The PNC will also be the central hub to coordinate with other efforts such as the DSRIP Max High Utilizer project which is identifying patients in the NYU Langone– Brooklyn Hospital campus with four or more admissions in the past 12 months. The High Utilizer Action Team is focused on developing new strategies to extend support beyond the hospitals four walls to more effectively respond to the needs of frequent flyers. These issues haven’t historically been addressed by the health care system and include issues such as housing insecurity, social isolation, hidden substance use, and care of complex medical conditions in the home. As patients are identified in the Hospital, Social Workers and Case Managers work to understand and address the upstream needs of the patients.

In addition to specific interventions in the hospital and in the community, the PNC will employ a Housing & Benefits specialist to provide support to patients with complicated issues that impact one’s ability to tend to health matters.

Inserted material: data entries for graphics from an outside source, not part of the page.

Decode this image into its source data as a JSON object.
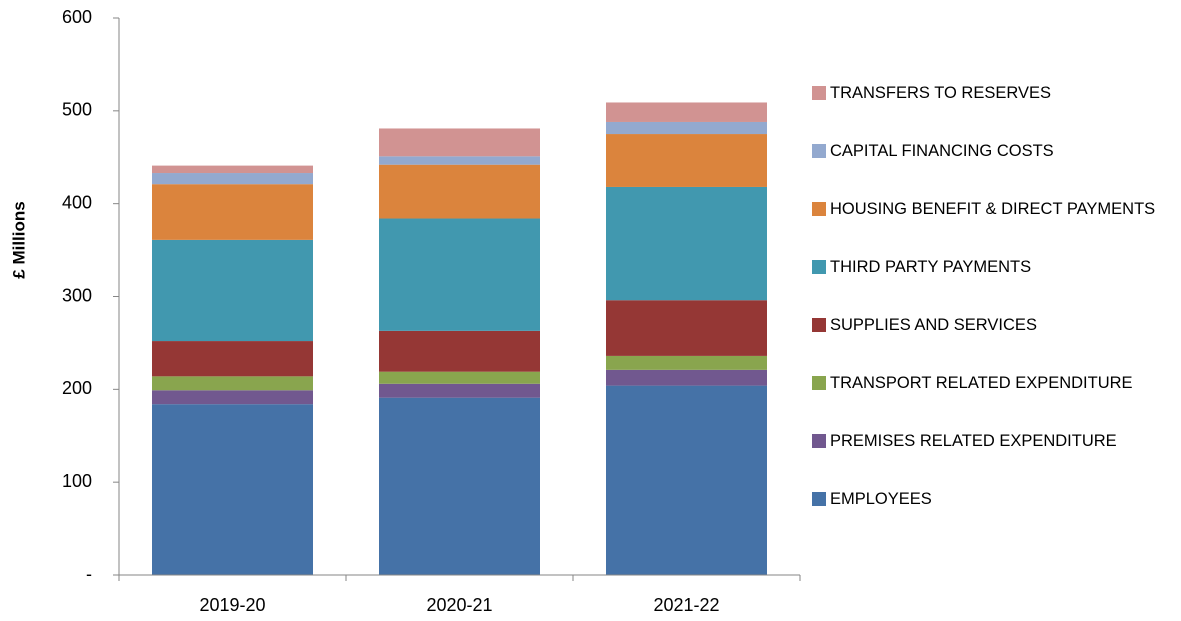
{
  "chart_data": {
    "type": "stacked_bar",
    "ylabel": "£ Millions",
    "categories": [
      "2019-20",
      "2020-21",
      "2021-22"
    ],
    "series": [
      {
        "name": "EMPLOYEES",
        "color": "#4572a7",
        "values": [
          184,
          191,
          204
        ]
      },
      {
        "name": "PREMISES RELATED EXPENDITURE",
        "color": "#71588f",
        "values": [
          15,
          15,
          17
        ]
      },
      {
        "name": "TRANSPORT RELATED EXPENDITURE",
        "color": "#89a54e",
        "values": [
          15,
          13,
          15
        ]
      },
      {
        "name": "SUPPLIES AND SERVICES",
        "color": "#953735",
        "values": [
          38,
          44,
          60
        ]
      },
      {
        "name": "THIRD PARTY PAYMENTS",
        "color": "#4198af",
        "values": [
          109,
          121,
          122
        ]
      },
      {
        "name": "HOUSING BENEFIT & DIRECT PAYMENTS",
        "color": "#db843d",
        "values": [
          60,
          58,
          57
        ]
      },
      {
        "name": "CAPITAL FINANCING COSTS",
        "color": "#93a9cf",
        "values": [
          12,
          9,
          13
        ]
      },
      {
        "name": "TRANSFERS TO RESERVES",
        "color": "#d19392",
        "values": [
          8,
          30,
          21
        ]
      }
    ],
    "ylim": [
      0,
      600
    ],
    "yticks": [
      {
        "value": 0,
        "label": "-"
      },
      100,
      200,
      300,
      400,
      500,
      600
    ],
    "legend": "right"
  }
}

All new staff hired from CHWs to the Specialist roles will go through the designated curriculum in the PPS Training Roadmap. This will ensure that all community navigator staff are familiar with programs, protocols, and procedures.

Reporting is another key component of the PNC which will help identify the ROI of the program. All interventions deployed including the ER CHW program, MJHS telephonic care management support, and Housing & Benefits specialist will have reports built that will help track the number of total patients identified for the specific service and engagement rates. Post intervention outcomes will also be analyzed to understand impact of support on utilization of emergency room and hospital services. Once finalized, these reports will be reviewed monthly as part of the PNC’s continuous effort to improve all of its programs.

In conclusion, the PNC has identified and connected existing services and is building on an infrastructure which allows for the easy addition of new services aimed at improving population health. Because of this, the PNC is well–positioned to continue to deliver timely interventions across the continuum of care as well as add new services as new needs are identified that support the PPS patient population.


Q5 Was your innovation implemented? If so, please explain when, the number of people impacted, and the results.

Yes (please specify when and the estimated number of people impacted):

September 2017. ~300 patients so far.


Q6 Please identify the SDH Domain that your innovation addresses. (Select all that apply.)

Social and Community Context,

Health and Health Care,

Neighborhood and Environment

Economic Stability


Q7 I give the Department of Health the right to share the information submitted in this application publicly (for example: on the DOH website). I understand that there is no monetary reward/reimbursement for my submission or for attending the summit should my innovation be selected.